しかし懸念は、Strategyが十分なビットコインを保有しているかどうかだけではない。同社の資金調達構造が伝統的な投資家に信頼性を持って見えるかどうかという点だ。ディスカッションは市場の核心的な懸念を率直に表現している。後のSTRC調達資金が以前のSTRC利息支払いに使われるなら、批評家はそのモデルをポンジ型の資金循環に似ていると見なす可能性がある。
だからこそ、江氏の見方では、選択的なビットコイン売却は懸念材料ではなく必要なことかもしれない。最初期かつ最も安価なBTCの一部を売却することで、Strategyは会計上の利益を示すことができる。その利益をSTRC利息の支払いに充て、新たに調達したSTRC資金を追加のビットコイン購入に充てる。売却した旧BTCよりも新たなBTC購入が数倍大きければ、Strategyは依然として純買い手であると江氏は主張した。
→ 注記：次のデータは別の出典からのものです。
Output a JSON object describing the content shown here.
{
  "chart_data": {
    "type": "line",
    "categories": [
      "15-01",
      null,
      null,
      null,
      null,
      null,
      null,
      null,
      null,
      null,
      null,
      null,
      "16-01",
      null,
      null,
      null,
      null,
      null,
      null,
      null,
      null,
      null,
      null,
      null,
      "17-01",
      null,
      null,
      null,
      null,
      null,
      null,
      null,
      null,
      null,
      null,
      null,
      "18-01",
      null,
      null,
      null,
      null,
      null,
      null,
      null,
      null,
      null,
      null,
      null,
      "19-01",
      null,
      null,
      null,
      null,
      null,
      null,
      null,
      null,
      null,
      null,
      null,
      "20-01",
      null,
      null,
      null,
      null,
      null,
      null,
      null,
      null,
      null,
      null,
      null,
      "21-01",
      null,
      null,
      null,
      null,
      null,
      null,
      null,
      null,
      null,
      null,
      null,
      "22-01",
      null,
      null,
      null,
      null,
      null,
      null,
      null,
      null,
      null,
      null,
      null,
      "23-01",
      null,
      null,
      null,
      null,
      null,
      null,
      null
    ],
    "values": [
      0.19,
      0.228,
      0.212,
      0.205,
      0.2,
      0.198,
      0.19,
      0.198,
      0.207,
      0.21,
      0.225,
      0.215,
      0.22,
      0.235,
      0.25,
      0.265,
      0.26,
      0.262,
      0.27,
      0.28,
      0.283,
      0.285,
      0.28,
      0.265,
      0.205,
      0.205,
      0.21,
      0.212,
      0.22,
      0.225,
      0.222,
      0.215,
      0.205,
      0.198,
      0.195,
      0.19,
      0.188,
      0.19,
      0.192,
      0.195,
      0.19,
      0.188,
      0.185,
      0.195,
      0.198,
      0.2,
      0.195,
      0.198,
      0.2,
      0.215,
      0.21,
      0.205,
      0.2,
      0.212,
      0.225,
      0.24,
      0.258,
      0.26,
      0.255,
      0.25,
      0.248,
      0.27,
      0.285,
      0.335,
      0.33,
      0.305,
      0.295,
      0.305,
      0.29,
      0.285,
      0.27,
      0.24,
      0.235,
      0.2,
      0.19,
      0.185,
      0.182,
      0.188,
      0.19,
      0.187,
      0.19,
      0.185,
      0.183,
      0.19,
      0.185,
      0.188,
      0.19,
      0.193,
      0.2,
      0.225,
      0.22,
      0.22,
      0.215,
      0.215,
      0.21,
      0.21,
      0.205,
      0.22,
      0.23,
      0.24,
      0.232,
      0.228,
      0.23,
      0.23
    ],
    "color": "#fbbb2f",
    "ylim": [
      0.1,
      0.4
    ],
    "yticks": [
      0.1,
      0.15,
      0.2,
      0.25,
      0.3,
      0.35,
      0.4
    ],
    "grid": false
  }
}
「したがってMicroStrategyは、最初期に購入した最も安価なビットコインの一部を売却しなければならない」と翻訳されたディスカッションは述べている。「そうすることで、会計上、投資利益を示すことができる。そしてビットコインを売却した投資利益をSTRC利息の支払いに充てることは、まったく合理的になる。」
また江氏は、STRCが額面を下回って取引された場合にStrategyの負債が膨らむという懸念にも反論した。現在の負債対資産比率は約5%に過ぎないと述べ、STRCのディスカウントを破綻リスクの兆候ではなく短期的な市場センチメントの問題として位置付けた。最悪の場合でも、数カ月間の継続的な支払いによってその金融商品への信頼が回復できると主張した。
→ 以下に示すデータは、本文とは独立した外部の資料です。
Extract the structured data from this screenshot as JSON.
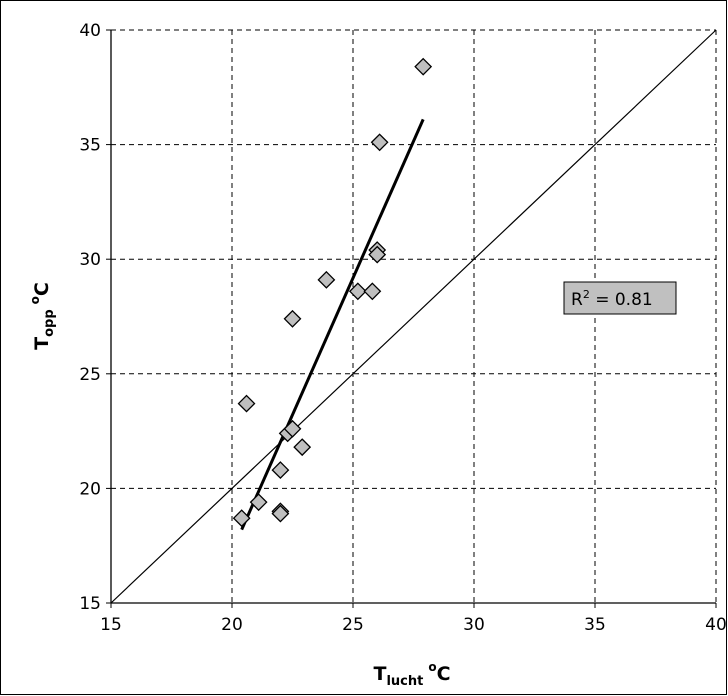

ディスカッションはこの点を説明するために不動産の比喩を用いた。借り手が100億ドルの不動産を所有し5億ドルを借り入れている場合、借り手が不動産は絶対に売れないと主張すれば貸し手はなお不安を覚えるかもしれない。しかし借り手が利息を賄うために不動産を1件売る意思を示せば、リスクの様相は変わる。
「結局のところ、私には100億ドル相当の不動産があり、借り入れは5億ドルに過ぎない」と翻訳されたメッセージは述べている。「不動産を売る意思さえあれば、5億ドルを返済できない状況には絶対にならない。だからこそMicroStrategyはコインを売り始めなければならない。より多くの資金を借りてより多くのコインを買うために。」
江氏の主張はまた、STRCホルダーとビットコインホルダーを区別している。同氏の見方では、STRCの買い手は主にBTCの上昇を賭けているわけではなく、Strategyが配当を支払う意思と能力があるかどうかを気にしている。同社が必要に応じてBTCを換金できることを示せば、STRCの投資家の最大の懸念が和らぐかもしれない。
本稿執筆時点で、BTCは63,468ドルで取引されている。